Pakistan Today

Bigger houses bigger taxes

 

The Punjab government has come hard on rich and mighty levying heavy taxes on the rich living in the posh localities of the city through Punjab Finance Act 2013 imposing Rs 0.5 million to Rs 1.5 million one-time luxury tax to houses measuring two kanals and above.

It has been proposed to charge, on one time basis, luxury tax on A Category houses measuring two kanals and above. Tax will increase with increase in the size with maximum limit of Rs 1.5 million for houses of eight kanals and above.

Moreover, according to the Finance Bill tabled on Monday’s budget session in the provincial assembly, the government has also levied Capital Gain Tax of one to five percent on the sale of property sold during different periods of time after its acquisition.

The tax on houses will be payable in four installments within a year commencing from July 1 in four equal installments before the expiry of each of the four quarters of the year.

Where an installment of the luxury tax is not paid within the prescribed time, surcharge equal to two percent of the outstanding tax per month shall be paid and where surcharge is paid during a month, the surcharge shall be prorated on daily basis for the days of the last month in default.

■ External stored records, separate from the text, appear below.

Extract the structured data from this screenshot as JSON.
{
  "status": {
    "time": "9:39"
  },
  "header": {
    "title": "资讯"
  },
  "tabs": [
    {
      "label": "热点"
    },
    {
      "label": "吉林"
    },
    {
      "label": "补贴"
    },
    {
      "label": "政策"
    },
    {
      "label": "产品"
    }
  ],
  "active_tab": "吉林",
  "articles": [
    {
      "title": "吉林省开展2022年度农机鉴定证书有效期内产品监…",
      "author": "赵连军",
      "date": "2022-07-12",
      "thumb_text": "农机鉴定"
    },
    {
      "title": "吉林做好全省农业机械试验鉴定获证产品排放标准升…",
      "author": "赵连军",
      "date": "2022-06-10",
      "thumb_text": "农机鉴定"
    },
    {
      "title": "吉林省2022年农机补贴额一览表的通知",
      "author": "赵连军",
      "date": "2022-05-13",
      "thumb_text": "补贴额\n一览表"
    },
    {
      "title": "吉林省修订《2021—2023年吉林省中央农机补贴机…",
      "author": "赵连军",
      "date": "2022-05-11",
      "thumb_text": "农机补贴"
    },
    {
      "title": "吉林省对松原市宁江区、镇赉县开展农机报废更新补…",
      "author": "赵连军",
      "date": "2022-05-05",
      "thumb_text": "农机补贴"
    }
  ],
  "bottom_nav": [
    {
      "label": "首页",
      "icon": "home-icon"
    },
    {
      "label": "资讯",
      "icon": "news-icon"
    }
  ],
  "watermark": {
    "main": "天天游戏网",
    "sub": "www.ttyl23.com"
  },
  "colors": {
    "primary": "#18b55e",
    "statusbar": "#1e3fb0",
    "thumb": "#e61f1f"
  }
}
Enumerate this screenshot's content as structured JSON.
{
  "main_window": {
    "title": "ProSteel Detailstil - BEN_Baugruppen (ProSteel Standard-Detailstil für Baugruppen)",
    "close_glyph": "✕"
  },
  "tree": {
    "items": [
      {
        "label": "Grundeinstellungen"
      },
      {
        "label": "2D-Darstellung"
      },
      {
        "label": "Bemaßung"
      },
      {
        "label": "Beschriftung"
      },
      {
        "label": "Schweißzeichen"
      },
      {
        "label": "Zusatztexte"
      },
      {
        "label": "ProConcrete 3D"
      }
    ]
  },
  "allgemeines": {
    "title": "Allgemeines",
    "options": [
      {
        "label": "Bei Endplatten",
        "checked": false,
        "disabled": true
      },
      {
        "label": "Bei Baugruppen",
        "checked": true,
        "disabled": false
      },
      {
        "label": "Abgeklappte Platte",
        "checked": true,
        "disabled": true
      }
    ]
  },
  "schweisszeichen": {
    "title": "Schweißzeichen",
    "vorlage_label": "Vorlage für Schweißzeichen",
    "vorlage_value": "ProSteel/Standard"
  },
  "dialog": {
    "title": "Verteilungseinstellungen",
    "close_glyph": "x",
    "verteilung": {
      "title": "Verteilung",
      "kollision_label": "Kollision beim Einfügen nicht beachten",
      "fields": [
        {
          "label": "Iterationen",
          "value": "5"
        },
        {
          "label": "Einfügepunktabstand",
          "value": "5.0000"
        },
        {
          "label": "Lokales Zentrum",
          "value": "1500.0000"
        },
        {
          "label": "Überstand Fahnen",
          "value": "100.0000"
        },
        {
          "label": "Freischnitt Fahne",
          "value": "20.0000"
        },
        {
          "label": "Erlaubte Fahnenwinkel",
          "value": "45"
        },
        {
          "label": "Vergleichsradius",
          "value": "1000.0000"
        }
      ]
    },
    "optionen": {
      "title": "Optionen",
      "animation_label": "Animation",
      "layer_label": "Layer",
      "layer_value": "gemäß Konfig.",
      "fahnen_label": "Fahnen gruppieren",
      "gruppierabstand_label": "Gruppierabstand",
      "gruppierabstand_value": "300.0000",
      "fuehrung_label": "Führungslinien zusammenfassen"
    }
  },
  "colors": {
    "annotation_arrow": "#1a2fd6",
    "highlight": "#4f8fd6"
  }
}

The tax levied under Subsection (1) shall be paid on one time basis provided that where a taxable house is constructed after the commencement of this Act, the luxury tax shall be likewise paid on one time basis within one year of the completion of construction of such house.

WIDOWS EXEMPTED:

The bill however exempts widows from the tax to the extent of one house up to four kanals.

A residential house, measuring not exceeding four kanals owned by a widow and in which she is residing, shall be exempt from the payment of the luxury tax levied under Subsection (1) provided that where a widow owns more than one houses liable to luxury tax, she shall be entitled to exemption only in respect of one such house.

Where the luxury tax has not been levied on a house owned by a widow, the whole amount of tax shall be payable on such house by her legal heirs or any other transferee riot being a widow within one year of her demise or transfer.

PARENTS TO PAY THE TAX IF PROPERTY IS OWNED BY MINOR:

In case a house liable to luxury tax under Subsection (1) is registered in the name of a minor, the liability to pay the luxury tax shall be on the parents or the guardian of the minor.

No tax shall be levied, charged or paid in case of a house which is sold or transferred after the payment of the luxury tax once due thereon.

The luxury tax under this section shall, mutatis mutandis, be assessed, paid, recovered, administered and regulated as if it is a tax under the Punjab Urban Immoveable Property Tax Act, 1958 (V of 1958).

In the 18th Amendment, the right of the provinces to levy and collect taxes on capital gains on immoveable property has been categorically accepted in the Constitution. It has been, therefore, proposed to levy and collect Capital Gains Tax from the seller on adval basis (tax rate decreasing with the increase in retention period: between 5% to 1%) in case of immoveable properties purchased and sold within a period of five years. No tax shall be charged on immoveable properties acquired, retained and sold beyond five years.

The government believes that the proposed tax will bring fiscal benefits to the provincial exchequer, discourage speculations in real estate business and help keep the prices of properties at reasonable level.

REVISED VALUATION LIST IN PLACE:

Government revised valuation list of properties as required under the Punjab Urban Immoveable Property Tax Act, 1958 after a period of 12 years. This list will be enforced for the purpose of assessing and collecting the property tax from the start of the next year.

RATIONALIZING THE TAX:

Since last revision, rental values of properties have increased manifold, therefore, in order to rationalize increase in tax liability of taxpayers, the government intends to reduce rate of tax from 20% to 100/6.

Existing exemption of property tax on residential houses measuring up to five marlas was also available to high-valued small residences including costly residential apartments in posh areas. It has been proposed to confine the exemption to such residential properties only in areas populated by middle and lower classes by excluding such small size but high value properties of A category.

Currently, immoveable property in urban areas measuring at least 10 marlas has been exempted from Capital Value Tax (CVT). Thus, some high valued properties in urban areas have also been enjoying exemption on the basis of physical measurement. Hence, it is proposed to link the exemption with value of the immoveable property. This will bring progressivity in CVT and enhance equity on taxation on the immoveable property transactions.